Perhaps the most egregious missing data element so far is a clear look at the topography of Ultima: We can see it but we can’t really feel it. The best views released so far were taken with the sun almost directly behind the spacecraft, making it difficult to distinguish hills from depressions on the alien landscape below. Significantly sharper pictures, including ones showing deep shadows, are still sitting on New Horizons’ solid-state recorders. “It’ll take 20 months to empty the recorders of all the data we’ve taken, including hundreds of images and spectra,” Stern says.

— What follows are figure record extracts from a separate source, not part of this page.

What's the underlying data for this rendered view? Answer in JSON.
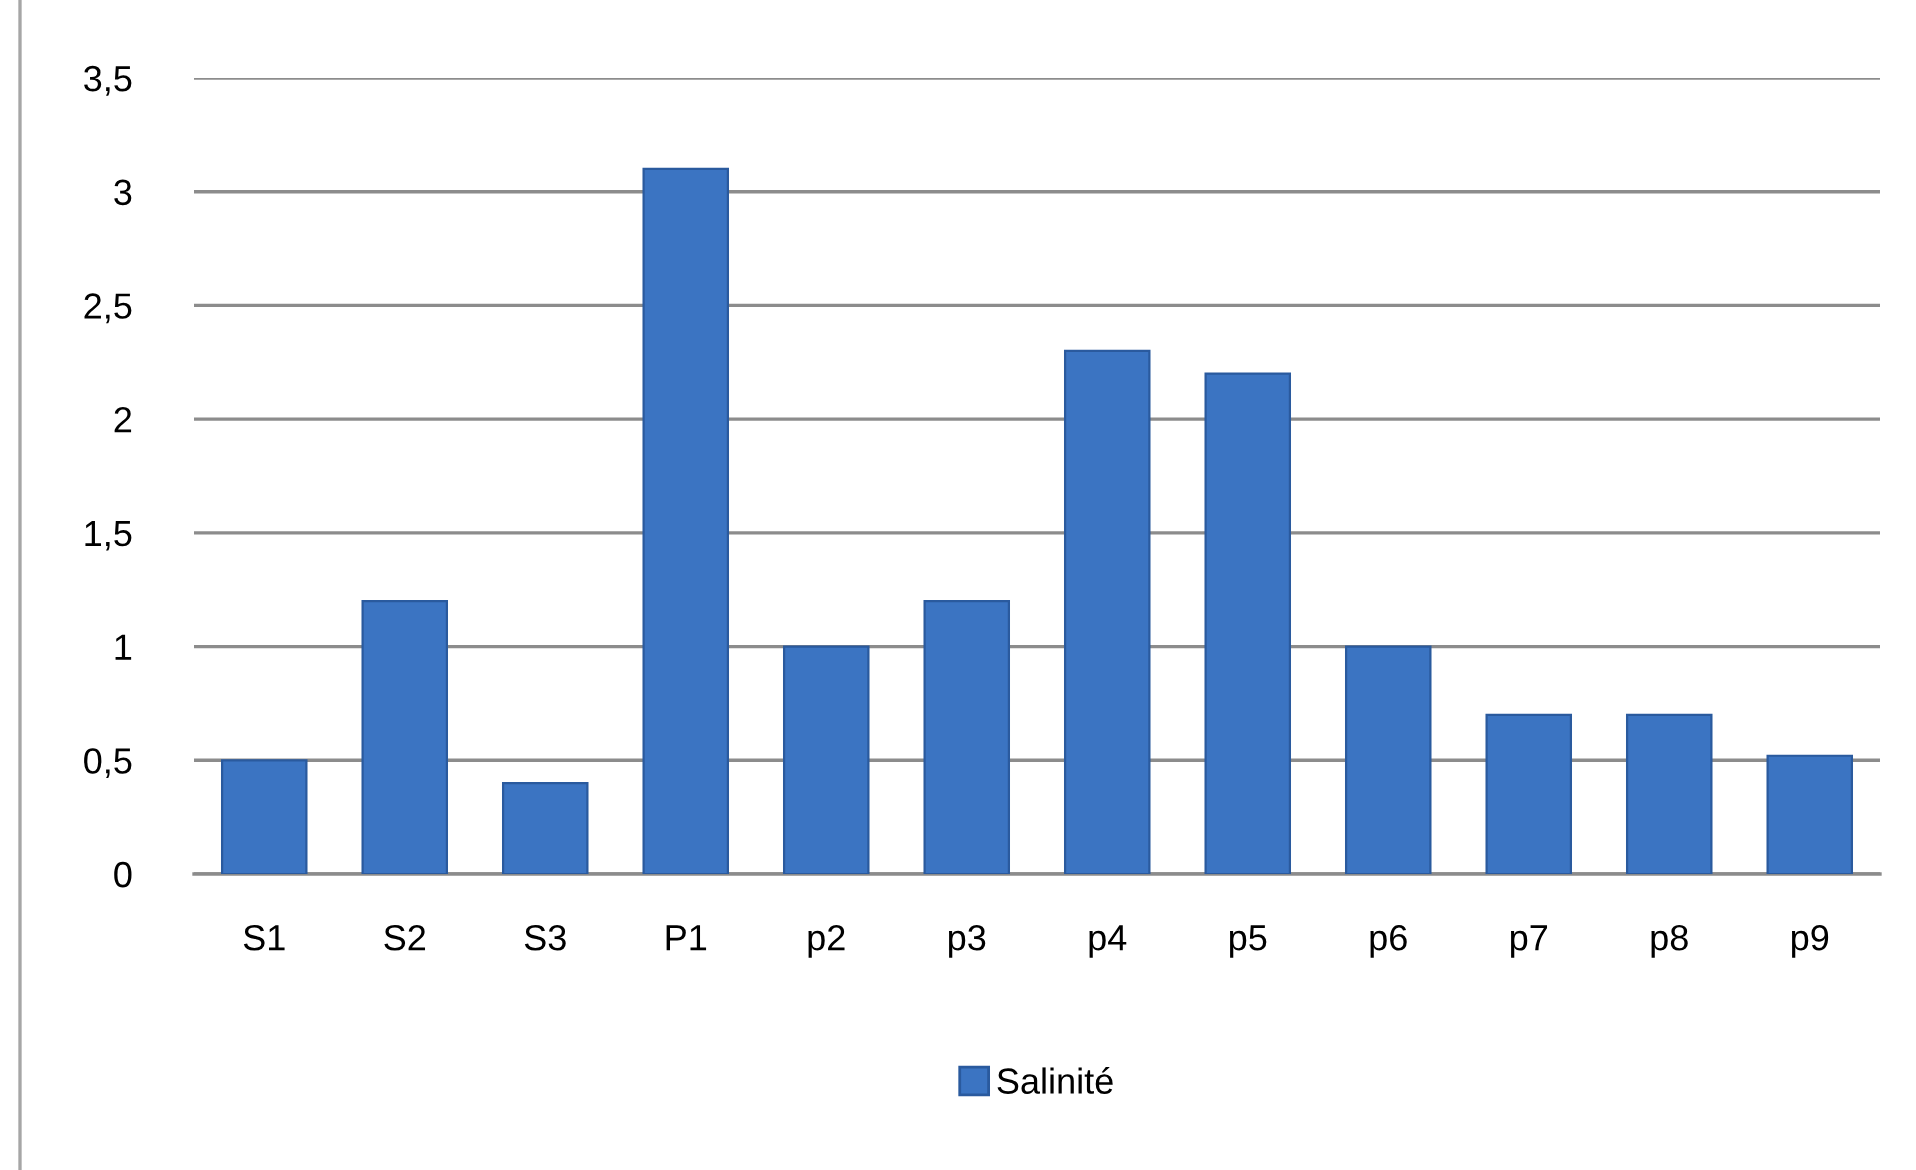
{
  "chart_data": {
    "type": "bar",
    "categories": [
      "S1",
      "S2",
      "S3",
      "P1",
      "p2",
      "p3",
      "p4",
      "p5",
      "p6",
      "p7",
      "p8",
      "p9"
    ],
    "series": [
      {
        "name": "Salinité",
        "color": "#3b74c2",
        "values": [
          0.5,
          1.2,
          0.4,
          3.1,
          1.0,
          1.2,
          2.3,
          2.2,
          1.0,
          0.7,
          0.7,
          0.52
        ]
      }
    ],
    "ylim": [
      0,
      3.5
    ],
    "yticks": [
      0,
      {
        "value": 0.5,
        "label": "0,5"
      },
      1,
      {
        "value": 1.5,
        "label": "1,5"
      },
      2,
      {
        "value": 2.5,
        "label": "2,5"
      },
      3,
      {
        "value": 3.5,
        "label": "3,5"
      }
    ],
    "grid": "y",
    "legend": "bottom"
  }
}
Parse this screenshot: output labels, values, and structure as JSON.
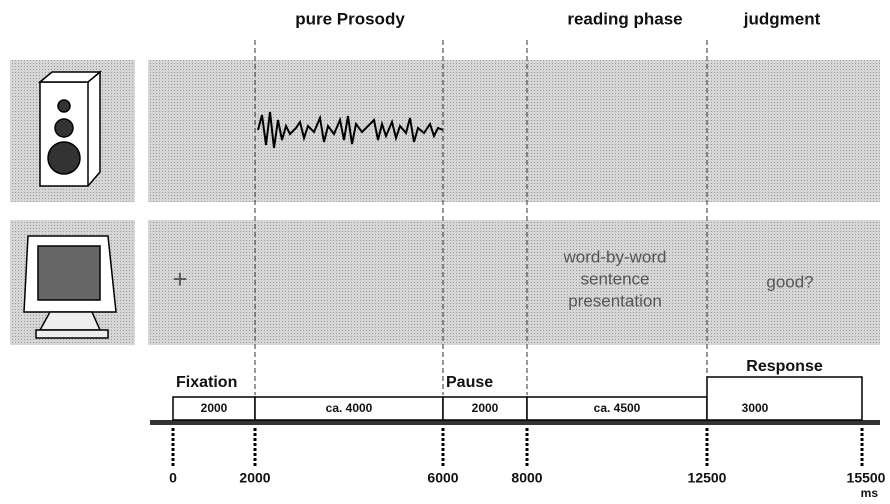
{
  "phases": [
    "pure Prosody",
    "reading phase",
    "judgment"
  ],
  "screen": {
    "fixation": "+",
    "sentence": [
      "word-by-word",
      "sentence",
      "presentation"
    ],
    "question": "good?"
  },
  "timeline": {
    "segments": [
      {
        "label": "Fixation",
        "duration": "2000"
      },
      {
        "duration": "ca. 4000"
      },
      {
        "label": "Pause",
        "duration": "2000"
      },
      {
        "duration": "ca. 4500"
      },
      {
        "label": "Response",
        "duration": "3000"
      }
    ],
    "ticks": [
      0,
      2000,
      6000,
      8000,
      12500,
      15500
    ],
    "unit": "ms"
  }
}
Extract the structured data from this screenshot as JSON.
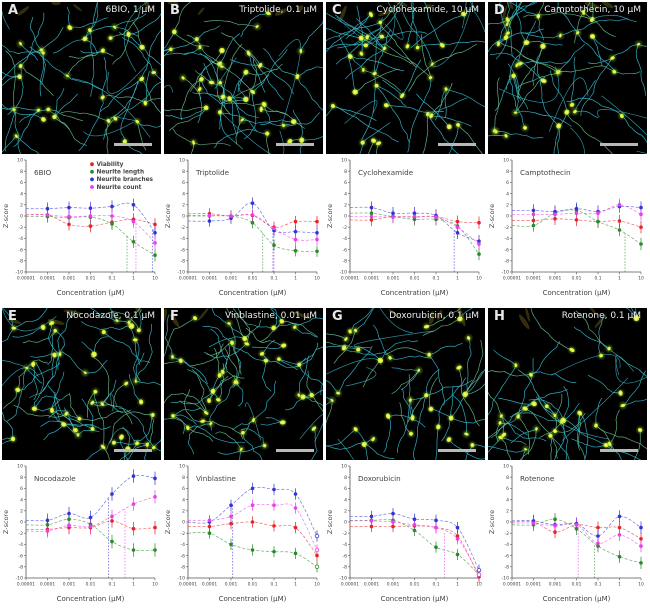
{
  "figure": {
    "panels": [
      {
        "label": "A",
        "image_title": "6BIO, 1 µM"
      },
      {
        "label": "B",
        "image_title": "Triptolide, 0.1 µM"
      },
      {
        "label": "C",
        "image_title": "Cyclohexamide, 10 µM"
      },
      {
        "label": "D",
        "image_title": "Camptothecin, 10 µM"
      },
      {
        "label": "E",
        "image_title": "Nocodazole, 0.1 µM"
      },
      {
        "label": "F",
        "image_title": "Vinblastine, 0.01 µM"
      },
      {
        "label": "G",
        "image_title": "Doxorubicin, 0.1 µM"
      },
      {
        "label": "H",
        "image_title": "Rotenone, 0.1 µM"
      }
    ]
  },
  "chart_data": {
    "shared_axes": {
      "type": "scatter-log-dose-response",
      "xlabel": "Concentration (µM)",
      "ylabel": "Z-score",
      "xscale": "log",
      "xlim": [
        1e-05,
        10
      ],
      "ylim": [
        -10,
        10
      ],
      "xticks": [
        "0.00001",
        "0.0001",
        "0.001",
        "0.01",
        "0.1",
        "1",
        "10"
      ],
      "yticks": [
        "-10",
        "-8",
        "-6",
        "-4",
        "-2",
        "0",
        "2",
        "4",
        "6",
        "8",
        "10"
      ],
      "legend_panel": "A",
      "colors": {
        "viability": "#e8232a",
        "neurite_length": "#2a8a2a",
        "neurite_branches": "#3434d6",
        "neurite_count": "#e93fe9"
      }
    },
    "charts": [
      {
        "title": "6BIO",
        "x": [
          0.0001,
          0.001,
          0.01,
          0.1,
          1,
          10
        ],
        "error_bar": 1.1,
        "series": [
          {
            "name": "Viability",
            "color": "#e8232a",
            "values": [
              0.2,
              -1.5,
              -1.8,
              -1.1,
              -0.6,
              -1.5
            ],
            "open": []
          },
          {
            "name": "Neurite length",
            "color": "#2a8a2a",
            "values": [
              -0.1,
              -0.3,
              -0.2,
              -1.4,
              -4.6,
              -7.0
            ],
            "open": []
          },
          {
            "name": "Neurite branches",
            "color": "#3434d6",
            "values": [
              1.3,
              1.5,
              1.4,
              1.7,
              2.0,
              -3.0
            ],
            "open": []
          },
          {
            "name": "Neurite count",
            "color": "#e93fe9",
            "values": [
              0.2,
              -0.1,
              0.0,
              0.0,
              -1.0,
              -4.8
            ],
            "open": []
          }
        ],
        "ec50_lines": [
          {
            "x": 0.5,
            "color": "#2a8a2a"
          },
          {
            "x": 1.3,
            "color": "#e93fe9"
          },
          {
            "x": 7.5,
            "color": "#3434d6"
          }
        ]
      },
      {
        "title": "Triptolide",
        "x": [
          0.0001,
          0.001,
          0.01,
          0.1,
          1,
          10
        ],
        "error_bar": 1.0,
        "series": [
          {
            "name": "Viability",
            "color": "#e8232a",
            "values": [
              0.4,
              0.0,
              0.1,
              -2.0,
              -1.0,
              -1.0
            ],
            "open": []
          },
          {
            "name": "Neurite length",
            "color": "#2a8a2a",
            "values": [
              0.0,
              0.0,
              -1.2,
              -5.2,
              -6.2,
              -6.3
            ],
            "open": []
          },
          {
            "name": "Neurite branches",
            "color": "#3434d6",
            "values": [
              -0.9,
              -0.4,
              2.3,
              -2.6,
              -2.8,
              -3.0
            ],
            "open": []
          },
          {
            "name": "Neurite count",
            "color": "#e93fe9",
            "values": [
              0.1,
              0.0,
              0.2,
              -2.2,
              -4.2,
              -4.2
            ],
            "open": []
          }
        ],
        "ec50_lines": [
          {
            "x": 0.03,
            "color": "#2a8a2a"
          },
          {
            "x": 0.09,
            "color": "#3434d6"
          },
          {
            "x": 0.1,
            "color": "#e93fe9"
          }
        ]
      },
      {
        "title": "Cyclohexamide",
        "x": [
          0.0001,
          0.001,
          0.01,
          0.1,
          1,
          10
        ],
        "error_bar": 1.1,
        "series": [
          {
            "name": "Viability",
            "color": "#e8232a",
            "values": [
              -0.7,
              -0.1,
              -0.2,
              -0.1,
              -1.0,
              -1.2
            ],
            "open": []
          },
          {
            "name": "Neurite length",
            "color": "#2a8a2a",
            "values": [
              0.5,
              -0.1,
              -0.6,
              -0.6,
              -1.8,
              -6.8
            ],
            "open": []
          },
          {
            "name": "Neurite branches",
            "color": "#3434d6",
            "values": [
              1.5,
              0.5,
              0.5,
              0.1,
              -3.0,
              -4.5
            ],
            "open": []
          },
          {
            "name": "Neurite count",
            "color": "#e93fe9",
            "values": [
              -0.1,
              -0.2,
              -0.1,
              -0.2,
              -2.0,
              -5.0
            ],
            "open": []
          }
        ],
        "ec50_lines": [
          {
            "x": 0.7,
            "color": "#3434d6"
          }
        ]
      },
      {
        "title": "Camptothecin",
        "x": [
          0.0001,
          0.001,
          0.01,
          0.1,
          1,
          10
        ],
        "error_bar": 1.1,
        "series": [
          {
            "name": "Viability",
            "color": "#e8232a",
            "values": [
              -0.8,
              -0.5,
              -0.7,
              -1.0,
              -0.9,
              -2.0
            ],
            "open": []
          },
          {
            "name": "Neurite length",
            "color": "#2a8a2a",
            "values": [
              -1.7,
              0.5,
              1.0,
              -1.0,
              -2.5,
              -5.0
            ],
            "open": []
          },
          {
            "name": "Neurite branches",
            "color": "#3434d6",
            "values": [
              1.0,
              0.8,
              1.3,
              0.8,
              1.7,
              1.5
            ],
            "open": []
          },
          {
            "name": "Neurite count",
            "color": "#e93fe9",
            "values": [
              0.3,
              0.3,
              0.5,
              0.5,
              2.0,
              0.3
            ],
            "open": []
          }
        ],
        "ec50_lines": [
          {
            "x": 1.8,
            "color": "#2a8a2a"
          }
        ]
      },
      {
        "title": "Nocodazole",
        "x": [
          0.0001,
          0.001,
          0.01,
          0.1,
          1,
          10
        ],
        "error_bar": 1.2,
        "series": [
          {
            "name": "Viability",
            "color": "#e8232a",
            "values": [
              -1.3,
              -1.0,
              -1.0,
              0.2,
              -1.2,
              -1.0
            ],
            "open": []
          },
          {
            "name": "Neurite length",
            "color": "#2a8a2a",
            "values": [
              -0.5,
              0.5,
              -0.4,
              -3.5,
              -5.0,
              -5.0
            ],
            "open": []
          },
          {
            "name": "Neurite branches",
            "color": "#3434d6",
            "values": [
              0.3,
              1.5,
              0.8,
              5.0,
              8.2,
              7.8
            ],
            "open": []
          },
          {
            "name": "Neurite count",
            "color": "#e93fe9",
            "values": [
              -1.6,
              -0.6,
              -0.8,
              1.0,
              3.2,
              4.5
            ],
            "open": []
          }
        ],
        "ec50_lines": [
          {
            "x": 0.07,
            "color": "#3434d6"
          },
          {
            "x": 0.4,
            "color": "#e93fe9"
          }
        ]
      },
      {
        "title": "Vinblastine",
        "x": [
          0.0001,
          0.001,
          0.01,
          0.1,
          1,
          10
        ],
        "error_bar": 1.0,
        "series": [
          {
            "name": "Viability",
            "color": "#e8232a",
            "values": [
              -0.8,
              -0.3,
              0.0,
              -0.7,
              -1.0,
              -6.0
            ],
            "open": []
          },
          {
            "name": "Neurite length",
            "color": "#2a8a2a",
            "values": [
              -2.0,
              -4.0,
              -5.0,
              -5.3,
              -5.6,
              -8.0
            ],
            "open": [
              5
            ]
          },
          {
            "name": "Neurite branches",
            "color": "#3434d6",
            "values": [
              0.0,
              3.0,
              6.0,
              5.8,
              5.0,
              -2.5
            ],
            "open": [
              5
            ]
          },
          {
            "name": "Neurite count",
            "color": "#e93fe9",
            "values": [
              0.3,
              1.0,
              3.0,
              3.0,
              2.5,
              -5.0
            ],
            "open": [
              5
            ]
          }
        ],
        "ec50_lines": [
          {
            "x": 0.0012,
            "color": "#3434d6"
          }
        ]
      },
      {
        "title": "Doxorubicin",
        "x": [
          0.0001,
          0.001,
          0.01,
          0.1,
          1,
          10
        ],
        "error_bar": 1.0,
        "series": [
          {
            "name": "Viability",
            "color": "#e8232a",
            "values": [
              -0.8,
              -0.8,
              -0.7,
              -1.0,
              -2.5,
              -9.8
            ],
            "open": []
          },
          {
            "name": "Neurite length",
            "color": "#2a8a2a",
            "values": [
              0.3,
              0.3,
              -1.5,
              -4.5,
              -5.8,
              -9.4
            ],
            "open": [
              5
            ]
          },
          {
            "name": "Neurite branches",
            "color": "#3434d6",
            "values": [
              1.0,
              1.5,
              0.5,
              0.3,
              -1.0,
              -8.6
            ],
            "open": [
              5
            ]
          },
          {
            "name": "Neurite count",
            "color": "#e93fe9",
            "values": [
              0.2,
              0.0,
              -0.5,
              -1.0,
              -3.0,
              -9.4
            ],
            "open": [
              5
            ]
          }
        ],
        "ec50_lines": [
          {
            "x": 0.25,
            "color": "#e93fe9"
          }
        ]
      },
      {
        "title": "Rotenone",
        "x": [
          0.0001,
          0.001,
          0.01,
          0.1,
          1,
          10
        ],
        "error_bar": 1.1,
        "series": [
          {
            "name": "Viability",
            "color": "#e8232a",
            "values": [
              0.0,
              -1.8,
              -0.5,
              -1.0,
              -1.0,
              -3.0
            ],
            "open": []
          },
          {
            "name": "Neurite length",
            "color": "#2a8a2a",
            "values": [
              -0.5,
              0.5,
              -1.2,
              -4.3,
              -6.2,
              -7.3
            ],
            "open": []
          },
          {
            "name": "Neurite branches",
            "color": "#3434d6",
            "values": [
              0.2,
              -0.5,
              -0.3,
              -2.5,
              1.0,
              -1.0
            ],
            "open": []
          },
          {
            "name": "Neurite count",
            "color": "#e93fe9",
            "values": [
              -0.2,
              -0.7,
              -0.5,
              -3.8,
              -2.3,
              -4.3
            ],
            "open": []
          }
        ],
        "ec50_lines": [
          {
            "x": 0.012,
            "color": "#e93fe9"
          },
          {
            "x": 0.07,
            "color": "#2a8a2a"
          }
        ]
      }
    ]
  }
}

Blame the extremely limited bandwidth of a spacecraft six light-hours from home.

As the stored information trickles in, you can expect a lot more history lessons. One big hanging question for the planetary scientists is how Ultima’s individual lobes themselves were assembled. Somewhat surprisingly, there’s no unambiguous evidence for craters. There certainly are things that resemble craters, but in the calm environment where Ultima formed those poorly resolved formations might actually be hills that were built up rather than gouged-out pits. “We may find that the texture is dominated by slow-motion [accretionaary] processes,” Moore says. If so, that would reveal a lot about the early stages of planetary formation.

With that thought in mind, Cathy Olkin of SWrRI, a deputy project scientist on New Horizons, is eager to examine how the composition of Ultima varies from spot to spot. Spectral measurements from New Horizons should make it possible to identify the individual splats from ancient impact that stuck to the surface like flies on a windshield. Then she’ll do a census of the splats to understand the objects that created them. “So we will be able to look at the smallest particles in the Kuiper Belt, a population we could not see any other way,” she says.

Perhaps the most subtle but significant surprise about Ultima is that we were able to reach it at all. Recent studies of newborn stars using the Atacama Large Millimeter/submillimeter Array (ALMA) observatory in Chile show many of them seem to be forming planets across a much larger scale than what we see in our solar system, with their versions of the Kuiper Belt taking shape at far greater distances. The vast distance between our sun and Ultima does not look so vast in comparison.

McKinnon throws out another possible history lesson in there: The outer edge of our solar system may have been clipped off by radiation from neighboring stars at a very early stage, he suggests, well before even Ultima formed. “It’s probably defined by the other stars in the sun’s birth cluster, its lost brothers and sisters,” he says.

In the debate over whether our solar system is normal or a cosmic outlier, then, Ultima tips the balance a tiny bit further in the weirdo direction. “Then you consider that the sun is a single star, which is not the norm, and solar-type stars are not the most common stars,” McKinnon says. “You add it up and you think, ‘We’re not exactly a garden variety planetary system.’”

. . .

Welcome to 2019.

Welcome to the past, present and future all at once.